« A Week with Claire Denis | Main | J'ai Pas Sommeil (1995) »
June 17, 2009
Chocolat (1988)

I wonder how many people looking forward to getting Lasse Hallstrom's Chocolat from Netflix have accidentally received Claire Denis' 1988 debut instead. Of them, I wonder how many actually watched it, and if the same great strengths that so clearly anticipated her advent upon the stage of international cinema might have compelled them to make it past the end credits and see what else she'd made.
Looking at the film in light of her body of work, you watch for these source tags. Certain compositions jump out, certain dialectical cuts that are almost classically familiar. But then there's this sequence, thirty minutes in, in which young France (such an audacious name!) is awakened in the middle of the night by the cackle of hyenas out on the plains of Cameroon, that grabs you and shakes you in an entirely unexpected way. I had to watch it again right away, just to make sure I'd really seen what I thought I'd seen.

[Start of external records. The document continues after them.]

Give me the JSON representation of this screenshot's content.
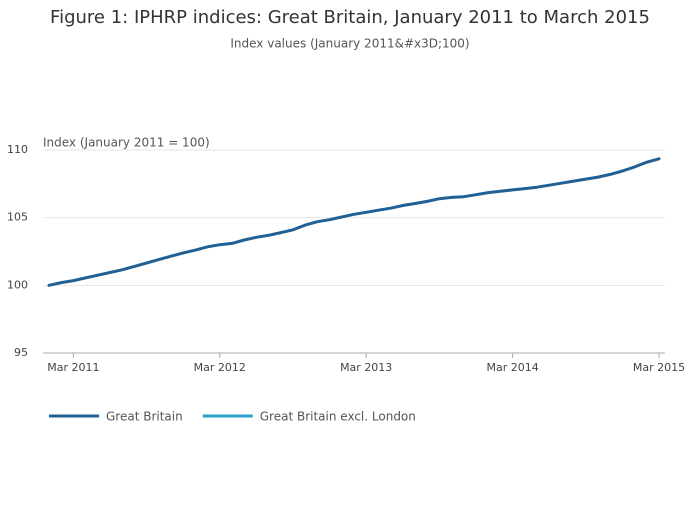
{
  "chart_data": {
    "type": "line",
    "title": "Figure 1: IPHRP indices: Great Britain, January 2011 to March 2015",
    "subtitle": "Index values (January 2011&#x3D;100)",
    "y_label": "Index (January 2011 = 100)",
    "x": [
      "Jan 2011",
      "Feb 2011",
      "Mar 2011",
      "Apr 2011",
      "May 2011",
      "Jun 2011",
      "Jul 2011",
      "Aug 2011",
      "Sep 2011",
      "Oct 2011",
      "Nov 2011",
      "Dec 2011",
      "Jan 2012",
      "Feb 2012",
      "Mar 2012",
      "Apr 2012",
      "May 2012",
      "Jun 2012",
      "Jul 2012",
      "Aug 2012",
      "Sep 2012",
      "Oct 2012",
      "Nov 2012",
      "Dec 2012",
      "Jan 2013",
      "Feb 2013",
      "Mar 2013",
      "Apr 2013",
      "May 2013",
      "Jun 2013",
      "Jul 2013",
      "Aug 2013",
      "Sep 2013",
      "Oct 2013",
      "Nov 2013",
      "Dec 2013",
      "Jan 2014",
      "Feb 2014",
      "Mar 2014",
      "Apr 2014",
      "May 2014",
      "Jun 2014",
      "Jul 2014",
      "Aug 2014",
      "Sep 2014",
      "Oct 2014",
      "Nov 2014",
      "Dec 2014",
      "Jan 2015",
      "Feb 2015",
      "Mar 2015"
    ],
    "xticks": [
      "Mar 2011",
      "Mar 2012",
      "Mar 2013",
      "Mar 2014",
      "Mar 2015"
    ],
    "series": [
      {
        "name": "Great Britain",
        "color": "#206095",
        "values": [
          100.0,
          100.2,
          100.35,
          100.55,
          100.75,
          100.95,
          101.15,
          101.4,
          101.65,
          101.9,
          102.15,
          102.4,
          102.6,
          102.85,
          103.0,
          103.1,
          103.35,
          103.55,
          103.7,
          103.9,
          104.1,
          104.45,
          104.7,
          104.85,
          105.05,
          105.25,
          105.4,
          105.55,
          105.7,
          105.9,
          106.05,
          106.2,
          106.4,
          106.5,
          106.55,
          106.7,
          106.85,
          106.95,
          107.05,
          107.15,
          107.25,
          107.4,
          107.55,
          107.7,
          107.85,
          108.0,
          108.2,
          108.45,
          108.75,
          109.1,
          109.35
        ]
      },
      {
        "name": "Great Britain excl. London",
        "color": "#27a0cc",
        "values": [
          null,
          null,
          null,
          null,
          null,
          null,
          null,
          null,
          null,
          null,
          null,
          null,
          null,
          null,
          null,
          null,
          null,
          null,
          null,
          null,
          null,
          null,
          null,
          null,
          null,
          null,
          null,
          null,
          null,
          null,
          null,
          null,
          null,
          null,
          null,
          null,
          null,
          null,
          null,
          null,
          null,
          null,
          null,
          null,
          null,
          null,
          null,
          null,
          null,
          null,
          null
        ]
      }
    ],
    "ylim": [
      95,
      110
    ],
    "yticks": [
      95,
      100,
      105,
      110
    ],
    "grid": true,
    "legend": "bottom"
  }
}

It begins with France, peeking around her mother's door. This is followed by a shot of her mother beckoning to her from behind the ghostly mosquito net around her bed - but the cut between the shots comes a few seconds later than we anticipate, so that by the time we see Aimée, the mother, she's already sitting up, in the process of leaning forward. Any potential for comfort or safety on the part of the viewer is immediately thrown of by this edit, which clearly articulates that Aimée has been caught in the act of something. Of course, we know that she hasn't, not literally - but this edit predicates the mode in which Denis stages the rest of the scene.
Shortly after France has clambered into bed, the hyenas grow louder. Aimée lights a lamp and leaves the room for a moment. When she returns, it's with an egregiously oversized dagger. She enters the room, unsheathing it and raising it to her breast, while narrowing her eyes towards her daughter. Why does she look at her this way? It's an image rife with associations - my mind jumped instantly to Mario Bava - and it was here that I realized with a start that Denis was essentially letting the scene play out under the guise of a horror film!

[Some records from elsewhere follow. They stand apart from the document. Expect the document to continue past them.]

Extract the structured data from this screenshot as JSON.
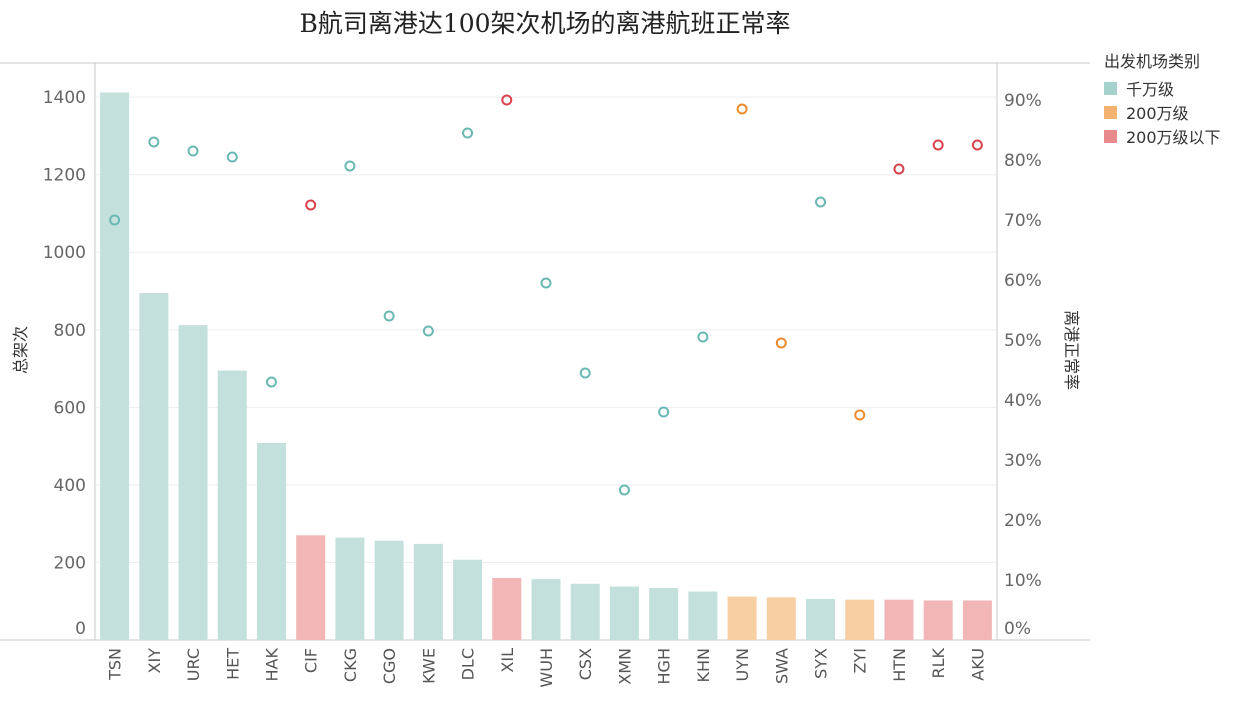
{
  "chart_data": {
    "type": "bar",
    "title": "B航司离港达100架次机场的离港航班正常率",
    "xlabel": "",
    "ylabel": "总架次",
    "y2label": "离港正常率",
    "ylim": [
      0,
      1470
    ],
    "y2lim": [
      0,
      0.95
    ],
    "y_ticks": [
      {
        "value": 0,
        "label": "0"
      },
      {
        "value": 200,
        "label": "200"
      },
      {
        "value": 400,
        "label": "400"
      },
      {
        "value": 600,
        "label": "600"
      },
      {
        "value": 800,
        "label": "800"
      },
      {
        "value": 1000,
        "label": "1000"
      },
      {
        "value": 1200,
        "label": "1200"
      },
      {
        "value": 1400,
        "label": "1400"
      }
    ],
    "y2_ticks": [
      {
        "value": 0,
        "label": "0%"
      },
      {
        "value": 0.1,
        "label": "10%"
      },
      {
        "value": 0.2,
        "label": "20%"
      },
      {
        "value": 0.3,
        "label": "30%"
      },
      {
        "value": 0.4,
        "label": "40%"
      },
      {
        "value": 0.5,
        "label": "50%"
      },
      {
        "value": 0.6,
        "label": "60%"
      },
      {
        "value": 0.7,
        "label": "70%"
      },
      {
        "value": 0.8,
        "label": "80%"
      },
      {
        "value": 0.9,
        "label": "90%"
      }
    ],
    "categories": [
      "TSN",
      "XIY",
      "URC",
      "HET",
      "HAK",
      "CIF",
      "CKG",
      "CGO",
      "KWE",
      "DLC",
      "XIL",
      "WUH",
      "CSX",
      "XMN",
      "HGH",
      "KHN",
      "UYN",
      "SWA",
      "SYX",
      "ZYI",
      "HTN",
      "RLK",
      "AKU"
    ],
    "series": [
      {
        "name": "总架次",
        "kind": "bar",
        "values": [
          1412,
          895,
          812,
          695,
          508,
          270,
          264,
          256,
          248,
          207,
          160,
          157,
          145,
          138,
          134,
          125,
          112,
          110,
          106,
          104,
          104,
          102,
          102
        ]
      },
      {
        "name": "离港正常率",
        "kind": "scatter",
        "values": [
          0.7,
          0.83,
          0.815,
          0.805,
          0.43,
          0.725,
          0.79,
          0.54,
          0.515,
          0.845,
          0.9,
          0.595,
          0.445,
          0.25,
          0.38,
          0.505,
          0.885,
          0.495,
          0.73,
          0.375,
          0.785,
          0.825,
          0.825
        ]
      }
    ],
    "group": [
      "千万级",
      "千万级",
      "千万级",
      "千万级",
      "千万级",
      "200万级以下",
      "千万级",
      "千万级",
      "千万级",
      "千万级",
      "200万级以下",
      "千万级",
      "千万级",
      "千万级",
      "千万级",
      "千万级",
      "200万级",
      "200万级",
      "千万级",
      "200万级",
      "200万级以下",
      "200万级以下",
      "200万级以下"
    ],
    "legend": {
      "title": "出发机场类别",
      "position": "top-right",
      "items": [
        {
          "label": "千万级",
          "bar_color": "#c3e0dd",
          "swatch_color": "#a6d2ce",
          "dot_color": "#6ab8b4"
        },
        {
          "label": "200万级",
          "bar_color": "#f8cfa3",
          "swatch_color": "#f4b270",
          "dot_color": "#ef8b2c"
        },
        {
          "label": "200万级以下",
          "bar_color": "#f2b6b7",
          "swatch_color": "#e88a8c",
          "dot_color": "#d8434b"
        }
      ]
    }
  }
}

It gets even better. Aimée calls for Protée, their houseboy. His appearance is disorienting; she calls out the door for him, but his voice responds from behind her, and she realizes that he's materialized outside the window. Just standing there, impassively, like a ghost, or a revenant (this particular image calls to mind Jacques Tourneur's I Walked With A Zombie, which allows one to entertain the possibility that Pedro Costa might have been influenced by this film when he cast the great Isaach De Bankolé in Casa de Lava, his enigmatic offshoot of Tourneur's classic).
Protée enters with his rifle and looks down at France, who watches him shyly from the bed. But we see his perspective before we see hers, and so we're presented with this seemingly isolated shot of a littler girl glowering up at the camera. As with the opening conjunction of shots, there's nothing literally out of the ordinary here - France is looking up at her friend, afraid to be her normal convivial self in her mother's presence - but the order in which they occur adds to the growing unease of the sequence. Something is awry.

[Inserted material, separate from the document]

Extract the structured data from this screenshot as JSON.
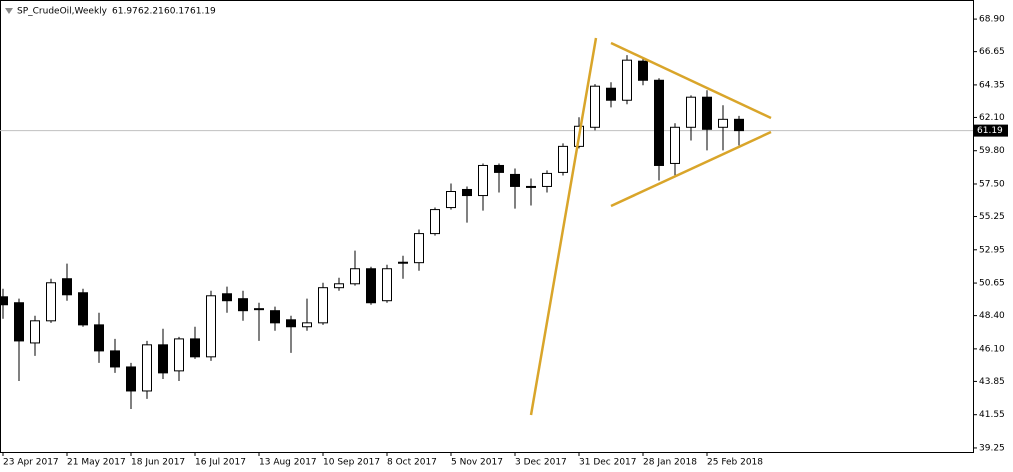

This is exacerbated with an abrupt cut to Aimée, who glances over her shoulder and sends a terse and anxious look - not towards Protée or France, but to the exchange occurring between them. Again, she appears on edge. She wants to be in control of this situation, but isn't.
The lamps are put out. The night has a different color than it did before - it's cooler now, darker, stranger. Aimée and France return to the bed. After a few moments, France's little head perks up, and she once again regards Protée. Her gaze - the camera's - pushes in on him as he sits in the darkness, weapon in hand. He offers a hint of a smile. We don't see the response. The sequence ends.
Why did Denis stage the scene this way? Because: Aimée has invited Protée to spend the night in her room. It was the only way to stage it.
I have to mention the last shot, which I can only respond to as a filmmaker. I don't know if it was scripted, or if the film was conceived to end this way; I have to believe that it was, but regardless, it's one of those shots that, from the very first frame, is entirely conclusive. It carries the weight of the entire film, and effortlessly sends it off. Sometimes when you're shooting, these shots will randomly present themselves to you, and you'll realize that this is how the film will end. Likewise, when you're viewing a film, those shots maintain the same intrinsic significance, and you watch them hoping against hope that the film will indeed go out on this note.
They usually do. Chocolat is, through and through, a wonderful film, but I feel that it is with this shot that Denis truly began the overture that she's still sustaining, 21 years later.
Next up: J'ai Pas Sommeil .
Posted by David Lowery at June 17, 2009 12:53 PM
Comments
A lovely post - thank you. I very much agree with your last sentence.
Posted by: Catherine Grant at June 21, 2009 6:31 AM
Many thanks, Catherine. I'm seeing the new one tomorrow - I can't wait!